The text below is the Foreign Secretary’s reply.

Thank you for your letter of 1 February about the situation in eastern Ukraine.

I was concerned by the recent outbreak of fighting around Avdiyivka, in particular the deteriorating humanitarian situation that accompanied the loss of power, heating and water. The return to widespread use of heavy weaponry proscribed under the Minsk agreements is also concerning.

We strongly condemned the actions of the Russian Federation in the United Nations Security Council discussions on Avdiyivka earlier this month. 

We will continue to hold Russia to account both in the UN and other multilateral fora, as it is clear that it is supplying troops, equipment and other support to the separatists. 

Russian support has played a significant part in the continuing violence and instability in eastern Ukraine. 

Russia needs to fulfil its own obligations and use its influence over the separatists to ensure they implement the Minsk agreements.

As the Prime Minister has recently made clear in Parliament and in the United States, the United Kingdom continues to stand by Ukraine in full support of its sovereignty and territorial integrity. 

Russia and Ukraine were a key theme of the Prime Minister’s early discussions with President Trump. 

Dialogue between the US and Russia is in the interests of all parties, but the Prime Minister was clear that any relationship with Russia must be conducted both from a position of strength and with appropriate level of caution.

The United Kingdom will continue to argue, in the EU and elsewhere, that sanctions should remain in place until Russia has implemented its Minsk commitments in full.
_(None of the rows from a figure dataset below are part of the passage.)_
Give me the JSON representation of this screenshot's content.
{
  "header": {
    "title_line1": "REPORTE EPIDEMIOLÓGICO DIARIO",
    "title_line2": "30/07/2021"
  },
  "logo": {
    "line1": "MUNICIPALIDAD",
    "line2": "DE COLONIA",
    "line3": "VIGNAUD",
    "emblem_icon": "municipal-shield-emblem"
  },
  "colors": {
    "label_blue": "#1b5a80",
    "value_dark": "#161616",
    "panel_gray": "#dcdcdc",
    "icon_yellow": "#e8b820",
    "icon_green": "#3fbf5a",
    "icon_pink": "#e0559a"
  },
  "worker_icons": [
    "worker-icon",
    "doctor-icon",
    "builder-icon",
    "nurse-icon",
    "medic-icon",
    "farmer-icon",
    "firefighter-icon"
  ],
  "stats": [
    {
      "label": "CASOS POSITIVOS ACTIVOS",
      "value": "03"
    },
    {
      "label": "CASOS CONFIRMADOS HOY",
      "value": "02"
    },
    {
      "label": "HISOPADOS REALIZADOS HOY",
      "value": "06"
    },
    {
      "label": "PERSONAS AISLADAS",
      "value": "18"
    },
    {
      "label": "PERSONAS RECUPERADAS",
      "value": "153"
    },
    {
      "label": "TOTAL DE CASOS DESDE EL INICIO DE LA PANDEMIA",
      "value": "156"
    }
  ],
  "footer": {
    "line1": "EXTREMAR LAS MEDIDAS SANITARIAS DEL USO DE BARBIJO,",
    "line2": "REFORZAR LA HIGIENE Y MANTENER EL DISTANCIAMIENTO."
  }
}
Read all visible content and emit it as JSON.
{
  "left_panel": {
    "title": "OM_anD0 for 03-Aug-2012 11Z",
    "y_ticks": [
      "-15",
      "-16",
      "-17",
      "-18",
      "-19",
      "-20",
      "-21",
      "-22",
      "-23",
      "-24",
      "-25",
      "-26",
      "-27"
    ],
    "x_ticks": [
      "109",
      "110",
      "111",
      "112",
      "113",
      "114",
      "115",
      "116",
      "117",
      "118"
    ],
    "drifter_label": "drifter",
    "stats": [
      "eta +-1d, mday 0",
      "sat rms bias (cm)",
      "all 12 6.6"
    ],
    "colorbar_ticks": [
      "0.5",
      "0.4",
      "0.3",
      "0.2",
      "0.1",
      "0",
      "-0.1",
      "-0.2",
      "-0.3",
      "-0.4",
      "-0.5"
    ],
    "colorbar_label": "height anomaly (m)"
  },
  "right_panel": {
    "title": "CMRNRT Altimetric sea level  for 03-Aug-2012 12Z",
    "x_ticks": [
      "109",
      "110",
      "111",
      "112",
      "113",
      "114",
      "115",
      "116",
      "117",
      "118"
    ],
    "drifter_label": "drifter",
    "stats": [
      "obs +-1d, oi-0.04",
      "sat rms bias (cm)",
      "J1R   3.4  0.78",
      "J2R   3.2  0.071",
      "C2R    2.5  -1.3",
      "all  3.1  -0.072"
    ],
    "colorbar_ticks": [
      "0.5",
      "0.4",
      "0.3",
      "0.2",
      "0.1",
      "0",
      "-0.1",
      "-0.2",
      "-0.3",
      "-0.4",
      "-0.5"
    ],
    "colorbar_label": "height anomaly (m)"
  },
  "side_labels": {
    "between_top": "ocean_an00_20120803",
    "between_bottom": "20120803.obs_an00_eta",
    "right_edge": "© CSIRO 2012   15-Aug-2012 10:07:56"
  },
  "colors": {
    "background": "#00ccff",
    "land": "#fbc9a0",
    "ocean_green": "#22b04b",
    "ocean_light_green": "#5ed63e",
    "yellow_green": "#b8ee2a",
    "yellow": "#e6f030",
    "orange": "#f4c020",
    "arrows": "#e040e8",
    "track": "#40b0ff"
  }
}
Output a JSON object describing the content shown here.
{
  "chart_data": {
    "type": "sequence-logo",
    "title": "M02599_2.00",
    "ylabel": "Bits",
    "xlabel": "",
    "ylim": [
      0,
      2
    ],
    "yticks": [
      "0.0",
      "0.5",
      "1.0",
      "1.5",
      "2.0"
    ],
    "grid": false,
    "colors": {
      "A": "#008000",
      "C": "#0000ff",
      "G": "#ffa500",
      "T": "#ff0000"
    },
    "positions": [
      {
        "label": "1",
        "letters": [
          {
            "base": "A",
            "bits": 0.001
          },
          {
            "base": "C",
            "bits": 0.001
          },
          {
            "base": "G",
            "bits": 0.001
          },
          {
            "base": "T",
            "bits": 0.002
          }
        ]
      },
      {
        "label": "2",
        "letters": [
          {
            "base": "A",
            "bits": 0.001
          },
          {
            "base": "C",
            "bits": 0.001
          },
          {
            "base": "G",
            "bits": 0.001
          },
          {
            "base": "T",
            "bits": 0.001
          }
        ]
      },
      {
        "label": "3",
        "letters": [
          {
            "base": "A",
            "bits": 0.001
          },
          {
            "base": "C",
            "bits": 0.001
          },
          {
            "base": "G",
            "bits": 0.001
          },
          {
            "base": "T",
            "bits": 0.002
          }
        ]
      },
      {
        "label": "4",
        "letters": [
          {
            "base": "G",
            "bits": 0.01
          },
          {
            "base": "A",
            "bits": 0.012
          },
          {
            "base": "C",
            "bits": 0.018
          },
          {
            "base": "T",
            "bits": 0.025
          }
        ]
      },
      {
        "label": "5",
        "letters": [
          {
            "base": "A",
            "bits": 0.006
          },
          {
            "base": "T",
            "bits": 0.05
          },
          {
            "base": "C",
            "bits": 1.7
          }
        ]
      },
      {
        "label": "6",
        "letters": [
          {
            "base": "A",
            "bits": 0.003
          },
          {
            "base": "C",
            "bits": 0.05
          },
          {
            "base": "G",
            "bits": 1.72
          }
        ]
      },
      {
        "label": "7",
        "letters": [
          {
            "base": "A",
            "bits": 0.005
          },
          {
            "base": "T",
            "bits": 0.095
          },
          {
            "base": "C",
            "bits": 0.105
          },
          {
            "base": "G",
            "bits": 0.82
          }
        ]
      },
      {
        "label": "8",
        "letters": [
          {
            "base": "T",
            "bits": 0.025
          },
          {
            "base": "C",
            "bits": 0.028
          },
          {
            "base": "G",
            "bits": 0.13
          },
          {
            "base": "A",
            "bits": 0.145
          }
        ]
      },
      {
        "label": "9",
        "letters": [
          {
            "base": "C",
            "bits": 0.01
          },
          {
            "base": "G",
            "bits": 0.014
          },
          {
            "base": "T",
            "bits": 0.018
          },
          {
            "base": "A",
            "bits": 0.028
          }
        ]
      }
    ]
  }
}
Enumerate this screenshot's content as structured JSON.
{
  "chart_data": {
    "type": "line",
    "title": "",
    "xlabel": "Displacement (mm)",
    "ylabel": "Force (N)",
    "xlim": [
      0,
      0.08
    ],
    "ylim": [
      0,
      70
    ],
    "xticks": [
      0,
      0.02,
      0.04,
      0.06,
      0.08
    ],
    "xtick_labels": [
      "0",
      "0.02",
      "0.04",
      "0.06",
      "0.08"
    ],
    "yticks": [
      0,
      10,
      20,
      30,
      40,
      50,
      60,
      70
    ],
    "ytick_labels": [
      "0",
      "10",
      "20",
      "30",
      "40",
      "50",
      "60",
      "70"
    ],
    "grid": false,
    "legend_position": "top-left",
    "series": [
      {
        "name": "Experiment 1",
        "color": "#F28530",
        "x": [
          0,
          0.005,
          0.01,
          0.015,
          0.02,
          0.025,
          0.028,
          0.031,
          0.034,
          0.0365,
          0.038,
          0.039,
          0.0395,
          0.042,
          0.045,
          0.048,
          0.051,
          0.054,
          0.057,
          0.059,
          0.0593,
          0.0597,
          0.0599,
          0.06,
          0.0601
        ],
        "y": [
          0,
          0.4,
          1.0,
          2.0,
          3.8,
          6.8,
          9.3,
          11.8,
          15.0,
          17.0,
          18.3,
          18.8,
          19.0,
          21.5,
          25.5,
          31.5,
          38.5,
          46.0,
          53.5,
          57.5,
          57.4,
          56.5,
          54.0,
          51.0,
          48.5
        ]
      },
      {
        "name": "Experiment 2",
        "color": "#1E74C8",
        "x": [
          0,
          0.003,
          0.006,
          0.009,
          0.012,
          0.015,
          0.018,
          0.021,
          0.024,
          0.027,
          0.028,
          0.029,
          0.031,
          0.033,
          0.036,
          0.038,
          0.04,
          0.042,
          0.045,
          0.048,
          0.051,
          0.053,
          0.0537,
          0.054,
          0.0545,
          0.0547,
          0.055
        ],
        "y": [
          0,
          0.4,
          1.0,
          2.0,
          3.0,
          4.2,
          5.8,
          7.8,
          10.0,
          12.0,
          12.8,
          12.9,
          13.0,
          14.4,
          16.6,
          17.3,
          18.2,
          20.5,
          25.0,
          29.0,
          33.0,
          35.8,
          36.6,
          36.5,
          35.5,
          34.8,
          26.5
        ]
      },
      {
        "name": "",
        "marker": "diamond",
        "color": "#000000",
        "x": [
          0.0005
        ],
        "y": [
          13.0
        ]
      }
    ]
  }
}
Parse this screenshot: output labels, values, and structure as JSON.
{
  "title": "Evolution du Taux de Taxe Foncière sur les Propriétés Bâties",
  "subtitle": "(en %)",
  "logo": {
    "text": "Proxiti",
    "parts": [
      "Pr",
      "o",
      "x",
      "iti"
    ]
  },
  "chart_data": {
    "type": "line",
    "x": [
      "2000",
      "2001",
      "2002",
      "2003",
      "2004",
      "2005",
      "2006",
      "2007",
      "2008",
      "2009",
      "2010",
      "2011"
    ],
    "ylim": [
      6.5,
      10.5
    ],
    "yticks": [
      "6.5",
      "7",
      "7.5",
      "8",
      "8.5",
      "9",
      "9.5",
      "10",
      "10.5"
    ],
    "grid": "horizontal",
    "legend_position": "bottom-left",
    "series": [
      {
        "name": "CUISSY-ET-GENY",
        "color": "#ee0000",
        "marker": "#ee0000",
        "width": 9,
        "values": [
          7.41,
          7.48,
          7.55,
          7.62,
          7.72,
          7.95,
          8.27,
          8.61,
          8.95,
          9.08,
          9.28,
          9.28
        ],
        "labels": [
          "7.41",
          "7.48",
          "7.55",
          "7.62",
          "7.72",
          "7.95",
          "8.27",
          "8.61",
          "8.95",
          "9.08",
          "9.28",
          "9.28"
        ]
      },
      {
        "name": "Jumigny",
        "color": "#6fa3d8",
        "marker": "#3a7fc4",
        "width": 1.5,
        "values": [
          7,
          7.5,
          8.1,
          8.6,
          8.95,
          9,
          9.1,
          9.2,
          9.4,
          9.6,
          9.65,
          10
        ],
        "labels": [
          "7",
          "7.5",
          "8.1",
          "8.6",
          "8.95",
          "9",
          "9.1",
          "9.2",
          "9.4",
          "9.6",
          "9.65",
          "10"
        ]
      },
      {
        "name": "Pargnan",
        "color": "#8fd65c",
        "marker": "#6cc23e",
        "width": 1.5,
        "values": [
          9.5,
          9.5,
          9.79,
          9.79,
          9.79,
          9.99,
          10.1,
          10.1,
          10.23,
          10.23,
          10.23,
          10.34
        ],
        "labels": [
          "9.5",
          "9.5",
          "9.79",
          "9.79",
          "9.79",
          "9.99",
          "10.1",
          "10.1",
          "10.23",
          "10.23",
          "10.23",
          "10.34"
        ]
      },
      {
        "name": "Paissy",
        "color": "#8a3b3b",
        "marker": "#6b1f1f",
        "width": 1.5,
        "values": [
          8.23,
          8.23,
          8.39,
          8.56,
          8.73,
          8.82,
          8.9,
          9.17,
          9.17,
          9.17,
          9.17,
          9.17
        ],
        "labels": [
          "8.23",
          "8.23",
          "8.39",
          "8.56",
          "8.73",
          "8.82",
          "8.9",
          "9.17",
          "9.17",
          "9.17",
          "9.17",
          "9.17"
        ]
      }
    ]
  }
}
Crimea sanctions will remain until Russia has returned the peninsula to Ukraine.

SWIFT is not a public body or owned by its member states, and therefore the ability of any country to press for sanctions through SWIFT would be limited. Ultimately it is a commercial decision for SWIFT to decide which countries to connect or disconnect from its service. 

The current sanctions regime is effectively delivering a significant cost to Russia for its actions in Ukraine and illegal annexation of Crimea.

Officials from the Ukraine Team at the FCO would welcome the opportunity to discuss these issues further with you.